Setelah diundangkan, Supratman mempersilakan masyarakat untuk melakukan judicial review terhadap UU TNI yang baru guna menguji peraturan perundang-undangan tersebut.
“Semuanya boleh (judicial review), karena kita punya struktur ketatanegaraan yang baku. DPR bersama pemerintah sebagai lembaga pembentuk undang-undang, tetapi juga ada lembaga lain yang boleh melakukan uji materi,” ucapnya.
Supratman juga kembali menegaskan RUU TNI 2025 tidak menghidupkan kembali dwifungsi militer. Revisi, katanya, hanya mencakup tiga poin utama, yaitu tugas pertahanan, usia pensiun prajurit, dan penempatan prajurit aktif di kementerian/lembaga tertentu.
Dalam revisi ini, tidak ada perubahan signifikan dalam penempatan prajurit TNI di ranah sipil, kecuali perluasan jumlah kementerian/lembaga dari 10 menjadi 15 instansi.
“Kekhawatiran terkait dengan dwifungsi TNI kan enggak ada. Justru memberi batasan kepastian terkait dengan jabatan mana yang boleh diisi oleh militer di dalam jabatan sipil,” tegasnya.

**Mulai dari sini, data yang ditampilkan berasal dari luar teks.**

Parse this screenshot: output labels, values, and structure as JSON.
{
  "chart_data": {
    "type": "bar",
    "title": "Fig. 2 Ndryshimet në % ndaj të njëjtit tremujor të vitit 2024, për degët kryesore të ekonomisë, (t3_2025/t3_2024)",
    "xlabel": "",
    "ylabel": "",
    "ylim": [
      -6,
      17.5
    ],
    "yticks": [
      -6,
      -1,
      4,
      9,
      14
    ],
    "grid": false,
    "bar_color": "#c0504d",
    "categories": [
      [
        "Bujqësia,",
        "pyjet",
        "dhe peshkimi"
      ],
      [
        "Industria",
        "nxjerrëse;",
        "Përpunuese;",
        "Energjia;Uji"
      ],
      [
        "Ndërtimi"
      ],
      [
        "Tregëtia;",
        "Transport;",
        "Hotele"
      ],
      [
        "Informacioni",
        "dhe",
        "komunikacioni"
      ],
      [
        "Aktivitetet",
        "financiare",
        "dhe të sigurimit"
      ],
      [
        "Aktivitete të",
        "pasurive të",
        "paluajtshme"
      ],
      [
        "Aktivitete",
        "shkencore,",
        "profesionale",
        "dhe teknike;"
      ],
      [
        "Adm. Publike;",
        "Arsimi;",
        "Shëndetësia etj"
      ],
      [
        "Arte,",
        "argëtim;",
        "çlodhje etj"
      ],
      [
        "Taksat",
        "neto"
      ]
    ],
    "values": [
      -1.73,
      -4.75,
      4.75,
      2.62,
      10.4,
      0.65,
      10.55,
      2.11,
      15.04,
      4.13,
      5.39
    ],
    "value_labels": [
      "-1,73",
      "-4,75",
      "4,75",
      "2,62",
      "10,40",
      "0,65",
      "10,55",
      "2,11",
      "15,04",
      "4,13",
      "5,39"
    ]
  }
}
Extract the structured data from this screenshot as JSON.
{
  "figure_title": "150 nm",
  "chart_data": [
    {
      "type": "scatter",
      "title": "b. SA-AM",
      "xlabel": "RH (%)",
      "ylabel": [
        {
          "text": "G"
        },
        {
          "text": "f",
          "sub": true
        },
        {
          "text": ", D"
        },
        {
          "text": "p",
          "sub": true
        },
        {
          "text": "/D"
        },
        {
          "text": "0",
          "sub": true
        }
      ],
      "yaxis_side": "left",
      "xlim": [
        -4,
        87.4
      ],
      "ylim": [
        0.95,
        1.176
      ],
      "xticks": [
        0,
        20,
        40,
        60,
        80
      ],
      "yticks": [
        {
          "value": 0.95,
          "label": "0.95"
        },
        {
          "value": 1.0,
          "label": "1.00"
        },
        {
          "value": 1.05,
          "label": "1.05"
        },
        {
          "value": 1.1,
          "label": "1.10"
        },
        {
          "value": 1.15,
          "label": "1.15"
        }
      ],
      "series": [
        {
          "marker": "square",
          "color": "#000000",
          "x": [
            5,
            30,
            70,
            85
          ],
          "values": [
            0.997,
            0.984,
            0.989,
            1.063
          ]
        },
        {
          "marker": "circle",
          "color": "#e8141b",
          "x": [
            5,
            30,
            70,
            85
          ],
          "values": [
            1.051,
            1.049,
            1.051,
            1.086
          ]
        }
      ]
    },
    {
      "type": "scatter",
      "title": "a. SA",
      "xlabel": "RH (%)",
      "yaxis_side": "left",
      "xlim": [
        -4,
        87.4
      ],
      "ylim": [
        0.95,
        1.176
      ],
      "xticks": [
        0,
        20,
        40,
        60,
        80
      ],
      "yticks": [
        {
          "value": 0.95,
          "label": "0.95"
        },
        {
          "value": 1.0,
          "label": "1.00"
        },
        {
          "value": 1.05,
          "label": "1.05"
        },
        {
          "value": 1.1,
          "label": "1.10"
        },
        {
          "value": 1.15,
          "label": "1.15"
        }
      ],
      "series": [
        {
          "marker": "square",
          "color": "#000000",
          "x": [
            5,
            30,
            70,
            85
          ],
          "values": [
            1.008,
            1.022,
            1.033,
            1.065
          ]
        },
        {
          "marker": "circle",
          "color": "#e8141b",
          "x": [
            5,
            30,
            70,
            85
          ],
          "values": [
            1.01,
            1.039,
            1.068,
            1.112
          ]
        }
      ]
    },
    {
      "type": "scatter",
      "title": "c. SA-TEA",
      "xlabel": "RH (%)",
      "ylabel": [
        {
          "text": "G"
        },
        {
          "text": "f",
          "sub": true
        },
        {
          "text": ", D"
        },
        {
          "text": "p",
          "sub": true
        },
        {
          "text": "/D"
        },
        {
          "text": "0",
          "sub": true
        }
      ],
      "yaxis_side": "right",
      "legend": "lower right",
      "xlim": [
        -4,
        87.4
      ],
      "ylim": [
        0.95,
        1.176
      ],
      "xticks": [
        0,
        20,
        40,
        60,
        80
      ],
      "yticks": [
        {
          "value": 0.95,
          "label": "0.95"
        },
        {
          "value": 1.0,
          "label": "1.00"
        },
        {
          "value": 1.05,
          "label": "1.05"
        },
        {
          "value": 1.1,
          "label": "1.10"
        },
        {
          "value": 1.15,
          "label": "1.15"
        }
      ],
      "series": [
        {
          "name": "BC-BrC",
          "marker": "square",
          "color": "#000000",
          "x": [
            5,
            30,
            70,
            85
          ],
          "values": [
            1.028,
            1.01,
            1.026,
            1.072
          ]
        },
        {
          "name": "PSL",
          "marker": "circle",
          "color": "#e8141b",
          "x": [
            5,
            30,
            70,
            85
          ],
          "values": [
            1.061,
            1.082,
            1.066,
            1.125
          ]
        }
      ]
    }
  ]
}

Lebih lanjut, Supratman menekankan revisi UU TNI tidak dilakukan melalui pembahasan kilat, melainkan sudah dikaji dari periode sebelumnya. Menyoal banyaknya gelombang protes, dia menyebut ini merupakan bagian dari demokrasi.
“Kan cuma tiga pasal. Enggak ada krusial pasal ini. UU TNI ini dahulu saya yang inisiasi itu tahun 2024, tidak jadi. waktu itu karena memang pemerintah belum menyelesaikannya DIM (Daftar Inventarisasi Masalah), karena itu menjadi carry over di periode sekarang,” tandasnya terkait UU TNI.